Driver’s licenses and auto insurance seem to go together like Vin Diesel and fast cars. Yet despite conventional thinking, you don’t really need a driver’s license to have auto insurance in some states or in certain situations.
“We have found that some insurers just issue policies without asking for any form of driver’s license,” says Pete Moraga, a spokesman for the Insurance Information Network of California. “That’s truly remarkable because there is no way to verify their driving ability.”
In California and other states, your driving record -- and, therefore, your driver's license -- helps determine how much you pay for auto insurance.
It's not big auto insurance companies that are tossing policies around like confetti, Moraga says. In California, most of the auto insurers that sell coverage to unlicensed drivers are companies that are small players, he says.
“Several of these companies have found a niche market that may include undocumented workers who are, by law, not allowed to get a driver’s license,” Moraga says. "We have found that in these cases, the insurance brokers use an international driving license or the driver's license of the home country of the insured person.”
Getting an auto insurance policy without having a driver’s license is a crapshoot. There’s no set standard for auto insurance companies when dealing with unlicensed drivers -- they may not even be aware that their policyholders don't have licenses. And there's simply no way to track how much auto insurance premiums are for unlicensed drivers compared with licensed drivers, according to Moraga.
To find out your state’s rules on auto insurance and driver's licenses, check the website of the National Association of Insurance Commissioners.
There's no shortage of loopholes that enable unlicensed drivers to get auto insurance. Here’s a look three of the most common:
1. Some states, such as Texas, allow unlicensed drivers to buy auto insurance simply to keep their vehicle registrations current. That can save motorists the trouble of re-registering their cars once they do get driver's licenses.
2. Consumers can buy auto insurance if they don’t have a driver’s license for health reasons, such as impaired vision, but do have a car title in their name and are listed as the primary driver on an insurance policy. This is a common occurrence among senior citizens. For instance, Illinois and New Hampshire will yank a driver's license from a senior citizen based on a failed driver's test at age 75, but will let the driver maintain auto insurance coverage.
3. If you’ve had your driver's license revoked, you may want to keep your auto insurance active for financial reasons. Consumers "want to keep the car covered so that they don’t lose their continuity discount," Moraga says, "or to keep their comprehensive and collision coverage in case the car is parked and gets stolen or crashed into by a drunk driver."
Some states cracking down
Some states have decided that they no longer can look the other way when it comes to unlicensed drivers. Those states include Montana, New Jersey, Oklahoma and Oregon.

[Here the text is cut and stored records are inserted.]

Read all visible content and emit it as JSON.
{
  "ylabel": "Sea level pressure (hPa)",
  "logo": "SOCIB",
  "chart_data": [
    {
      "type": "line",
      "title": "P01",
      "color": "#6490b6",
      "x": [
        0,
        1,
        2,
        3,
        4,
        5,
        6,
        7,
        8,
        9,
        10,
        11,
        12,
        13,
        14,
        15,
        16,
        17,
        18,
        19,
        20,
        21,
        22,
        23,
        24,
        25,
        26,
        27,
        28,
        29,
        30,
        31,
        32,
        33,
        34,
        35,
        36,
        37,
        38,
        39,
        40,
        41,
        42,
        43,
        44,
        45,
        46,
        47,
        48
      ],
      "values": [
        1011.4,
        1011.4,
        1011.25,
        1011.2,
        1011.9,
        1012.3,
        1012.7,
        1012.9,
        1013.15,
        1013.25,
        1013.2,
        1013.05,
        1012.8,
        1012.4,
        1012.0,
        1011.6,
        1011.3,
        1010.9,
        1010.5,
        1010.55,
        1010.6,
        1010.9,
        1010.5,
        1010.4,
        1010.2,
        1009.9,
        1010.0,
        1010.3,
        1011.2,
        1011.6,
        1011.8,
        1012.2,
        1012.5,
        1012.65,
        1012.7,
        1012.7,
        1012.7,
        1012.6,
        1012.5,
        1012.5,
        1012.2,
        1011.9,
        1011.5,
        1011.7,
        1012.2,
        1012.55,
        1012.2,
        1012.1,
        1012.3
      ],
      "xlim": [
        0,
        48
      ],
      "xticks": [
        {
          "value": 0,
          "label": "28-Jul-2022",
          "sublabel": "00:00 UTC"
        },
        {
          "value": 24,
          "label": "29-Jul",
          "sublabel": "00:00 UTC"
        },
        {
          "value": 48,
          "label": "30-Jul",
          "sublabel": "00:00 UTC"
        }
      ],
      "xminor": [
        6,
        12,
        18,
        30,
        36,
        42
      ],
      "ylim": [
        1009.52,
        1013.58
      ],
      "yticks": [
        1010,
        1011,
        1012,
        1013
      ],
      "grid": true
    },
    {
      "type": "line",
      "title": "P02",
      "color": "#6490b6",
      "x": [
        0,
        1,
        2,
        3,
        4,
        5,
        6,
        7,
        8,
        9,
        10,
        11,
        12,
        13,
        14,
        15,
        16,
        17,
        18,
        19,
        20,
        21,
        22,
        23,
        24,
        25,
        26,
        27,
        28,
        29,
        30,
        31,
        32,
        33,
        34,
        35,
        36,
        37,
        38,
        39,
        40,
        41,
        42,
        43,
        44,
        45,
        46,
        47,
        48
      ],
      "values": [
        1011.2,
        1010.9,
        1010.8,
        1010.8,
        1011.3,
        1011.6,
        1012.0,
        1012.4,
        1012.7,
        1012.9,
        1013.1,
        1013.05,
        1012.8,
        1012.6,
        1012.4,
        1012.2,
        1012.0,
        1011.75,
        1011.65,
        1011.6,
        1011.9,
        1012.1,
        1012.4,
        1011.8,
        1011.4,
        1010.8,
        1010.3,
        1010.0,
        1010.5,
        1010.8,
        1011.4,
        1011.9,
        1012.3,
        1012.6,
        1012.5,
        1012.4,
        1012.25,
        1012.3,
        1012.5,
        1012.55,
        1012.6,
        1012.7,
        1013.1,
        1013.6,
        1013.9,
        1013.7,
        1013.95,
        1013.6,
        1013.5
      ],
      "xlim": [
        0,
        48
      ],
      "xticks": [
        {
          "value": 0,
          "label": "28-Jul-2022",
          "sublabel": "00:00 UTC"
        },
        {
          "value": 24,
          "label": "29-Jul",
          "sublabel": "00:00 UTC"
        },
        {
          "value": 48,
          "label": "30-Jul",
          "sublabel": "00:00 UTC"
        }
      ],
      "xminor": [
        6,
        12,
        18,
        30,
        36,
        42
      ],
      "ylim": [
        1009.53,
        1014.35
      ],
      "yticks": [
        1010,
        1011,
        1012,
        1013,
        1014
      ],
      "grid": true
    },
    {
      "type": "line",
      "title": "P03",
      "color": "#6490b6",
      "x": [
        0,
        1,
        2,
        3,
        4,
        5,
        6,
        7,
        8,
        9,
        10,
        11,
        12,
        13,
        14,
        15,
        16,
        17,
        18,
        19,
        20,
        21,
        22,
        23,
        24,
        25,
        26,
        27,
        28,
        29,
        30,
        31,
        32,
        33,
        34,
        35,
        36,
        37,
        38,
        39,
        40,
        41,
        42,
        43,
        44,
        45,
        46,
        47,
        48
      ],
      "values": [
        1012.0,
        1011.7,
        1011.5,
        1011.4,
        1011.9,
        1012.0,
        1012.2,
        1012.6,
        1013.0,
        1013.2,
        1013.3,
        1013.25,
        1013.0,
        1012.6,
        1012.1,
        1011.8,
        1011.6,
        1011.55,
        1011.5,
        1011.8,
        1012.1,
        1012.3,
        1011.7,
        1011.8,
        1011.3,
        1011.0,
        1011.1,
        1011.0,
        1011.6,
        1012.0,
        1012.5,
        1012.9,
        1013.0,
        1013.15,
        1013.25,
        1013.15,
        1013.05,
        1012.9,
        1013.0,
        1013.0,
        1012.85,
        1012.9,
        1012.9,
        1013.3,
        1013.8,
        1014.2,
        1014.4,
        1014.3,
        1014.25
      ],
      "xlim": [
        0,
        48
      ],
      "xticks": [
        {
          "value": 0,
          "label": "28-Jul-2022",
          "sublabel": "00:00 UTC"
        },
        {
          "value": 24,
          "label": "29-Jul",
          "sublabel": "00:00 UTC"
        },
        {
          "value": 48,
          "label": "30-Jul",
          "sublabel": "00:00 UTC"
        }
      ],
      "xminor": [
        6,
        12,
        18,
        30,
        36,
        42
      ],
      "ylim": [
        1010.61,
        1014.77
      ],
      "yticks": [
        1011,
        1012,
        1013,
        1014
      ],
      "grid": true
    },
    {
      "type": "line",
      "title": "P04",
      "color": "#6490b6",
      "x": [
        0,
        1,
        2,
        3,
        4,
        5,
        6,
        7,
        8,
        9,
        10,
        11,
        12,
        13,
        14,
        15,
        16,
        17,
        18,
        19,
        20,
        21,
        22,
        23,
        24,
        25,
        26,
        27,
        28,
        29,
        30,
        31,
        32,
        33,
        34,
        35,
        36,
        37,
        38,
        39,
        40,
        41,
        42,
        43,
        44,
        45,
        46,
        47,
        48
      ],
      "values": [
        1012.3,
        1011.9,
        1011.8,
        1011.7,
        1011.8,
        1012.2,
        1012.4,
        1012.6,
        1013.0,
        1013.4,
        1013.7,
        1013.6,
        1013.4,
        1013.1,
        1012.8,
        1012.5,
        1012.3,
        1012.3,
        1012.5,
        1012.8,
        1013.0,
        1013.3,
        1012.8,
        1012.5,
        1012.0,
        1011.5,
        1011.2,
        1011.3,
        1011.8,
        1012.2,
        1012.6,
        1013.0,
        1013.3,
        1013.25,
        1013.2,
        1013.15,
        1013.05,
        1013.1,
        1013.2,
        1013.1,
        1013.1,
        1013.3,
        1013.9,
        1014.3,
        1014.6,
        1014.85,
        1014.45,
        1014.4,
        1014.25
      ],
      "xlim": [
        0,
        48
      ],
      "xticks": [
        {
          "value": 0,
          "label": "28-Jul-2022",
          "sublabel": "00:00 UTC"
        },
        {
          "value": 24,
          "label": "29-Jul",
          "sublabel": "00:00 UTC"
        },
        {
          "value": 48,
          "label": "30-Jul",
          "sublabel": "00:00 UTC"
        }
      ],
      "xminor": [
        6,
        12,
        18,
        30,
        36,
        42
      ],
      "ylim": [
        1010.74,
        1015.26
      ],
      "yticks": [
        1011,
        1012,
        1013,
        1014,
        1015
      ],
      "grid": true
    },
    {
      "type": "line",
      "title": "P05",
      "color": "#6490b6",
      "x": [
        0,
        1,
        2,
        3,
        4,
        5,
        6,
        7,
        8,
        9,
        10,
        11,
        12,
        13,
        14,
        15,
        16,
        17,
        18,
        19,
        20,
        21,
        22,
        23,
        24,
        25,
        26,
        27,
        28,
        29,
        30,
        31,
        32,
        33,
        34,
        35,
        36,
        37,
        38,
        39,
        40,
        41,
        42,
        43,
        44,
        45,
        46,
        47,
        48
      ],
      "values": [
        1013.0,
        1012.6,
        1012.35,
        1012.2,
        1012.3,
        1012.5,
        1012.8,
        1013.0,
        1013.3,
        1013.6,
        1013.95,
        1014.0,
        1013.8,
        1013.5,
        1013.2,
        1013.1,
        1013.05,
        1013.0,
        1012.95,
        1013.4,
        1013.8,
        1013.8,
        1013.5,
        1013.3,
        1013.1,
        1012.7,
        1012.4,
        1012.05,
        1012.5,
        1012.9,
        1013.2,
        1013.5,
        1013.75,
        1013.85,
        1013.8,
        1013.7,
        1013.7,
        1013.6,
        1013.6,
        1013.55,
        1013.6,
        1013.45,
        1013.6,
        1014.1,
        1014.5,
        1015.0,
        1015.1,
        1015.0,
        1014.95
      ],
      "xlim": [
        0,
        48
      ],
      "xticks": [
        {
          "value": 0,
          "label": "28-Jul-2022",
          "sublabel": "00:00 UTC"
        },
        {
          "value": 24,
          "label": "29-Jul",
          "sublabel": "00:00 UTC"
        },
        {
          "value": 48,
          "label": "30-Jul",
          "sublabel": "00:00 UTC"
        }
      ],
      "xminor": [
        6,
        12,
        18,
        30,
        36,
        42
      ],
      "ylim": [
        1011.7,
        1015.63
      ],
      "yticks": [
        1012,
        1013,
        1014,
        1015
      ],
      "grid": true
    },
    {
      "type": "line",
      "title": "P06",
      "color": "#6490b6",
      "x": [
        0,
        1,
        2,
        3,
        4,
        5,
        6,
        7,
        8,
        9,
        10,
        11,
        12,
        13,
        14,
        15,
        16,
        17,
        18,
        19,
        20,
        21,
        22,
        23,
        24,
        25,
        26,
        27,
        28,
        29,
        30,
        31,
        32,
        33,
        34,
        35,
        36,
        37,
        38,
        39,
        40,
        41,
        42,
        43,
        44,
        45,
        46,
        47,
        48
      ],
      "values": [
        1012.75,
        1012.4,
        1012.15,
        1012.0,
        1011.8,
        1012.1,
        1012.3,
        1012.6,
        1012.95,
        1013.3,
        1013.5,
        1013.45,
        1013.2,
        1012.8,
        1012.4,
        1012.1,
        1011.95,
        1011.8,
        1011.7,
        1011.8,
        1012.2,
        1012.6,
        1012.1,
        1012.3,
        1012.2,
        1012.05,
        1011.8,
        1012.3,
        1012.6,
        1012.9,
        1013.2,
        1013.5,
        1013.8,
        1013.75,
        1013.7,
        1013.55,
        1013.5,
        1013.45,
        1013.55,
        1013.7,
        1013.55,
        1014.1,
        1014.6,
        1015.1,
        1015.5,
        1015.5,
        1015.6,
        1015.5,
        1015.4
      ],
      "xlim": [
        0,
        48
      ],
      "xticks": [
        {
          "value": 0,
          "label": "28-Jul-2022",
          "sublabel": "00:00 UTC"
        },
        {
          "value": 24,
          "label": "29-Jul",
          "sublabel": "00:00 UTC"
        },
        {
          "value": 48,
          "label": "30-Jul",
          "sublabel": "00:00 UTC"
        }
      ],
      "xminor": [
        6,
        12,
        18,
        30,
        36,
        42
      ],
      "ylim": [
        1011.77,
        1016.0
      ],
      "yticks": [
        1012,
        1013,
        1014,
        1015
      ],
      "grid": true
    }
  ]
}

Oregon enacted a law in 2008 that tightens documentation and identity verification requirements for state residents seeking driver's licenses. But officials say it’s too early to say how it's affecting the number of unlicensed drivers in the state; the Oregon Department of Transportation notes that drivers are required to renew their driver's licenses every eight years.
According to a report released by the Oregon Department of Transportation, these are the percentages of unlicensed drivers who were involved in Oregon traffic accidents in the past four years:
• 2007 -- 4.4 percent.
• 2008 -- 3.7 percent.
• 2009 -- 4.1 percent.
• 2010 -- 3.4 percent.
However, there doesn't appear to a high number of car accidents in Oregon involving motorists who lack driver's licenses and auto insurance. The majority of people in car accidents involving uninsured motorists do have driver's licenses, state officials say.
Across the country, a large number of U.S. drivers cannot meet the basic requirements for getting a license. According to the 2011 GMAC Insurance National Drivers Test, about 18 percent of U.S. drivers -- or about 36 million motorists -- flunked a written driver's exam.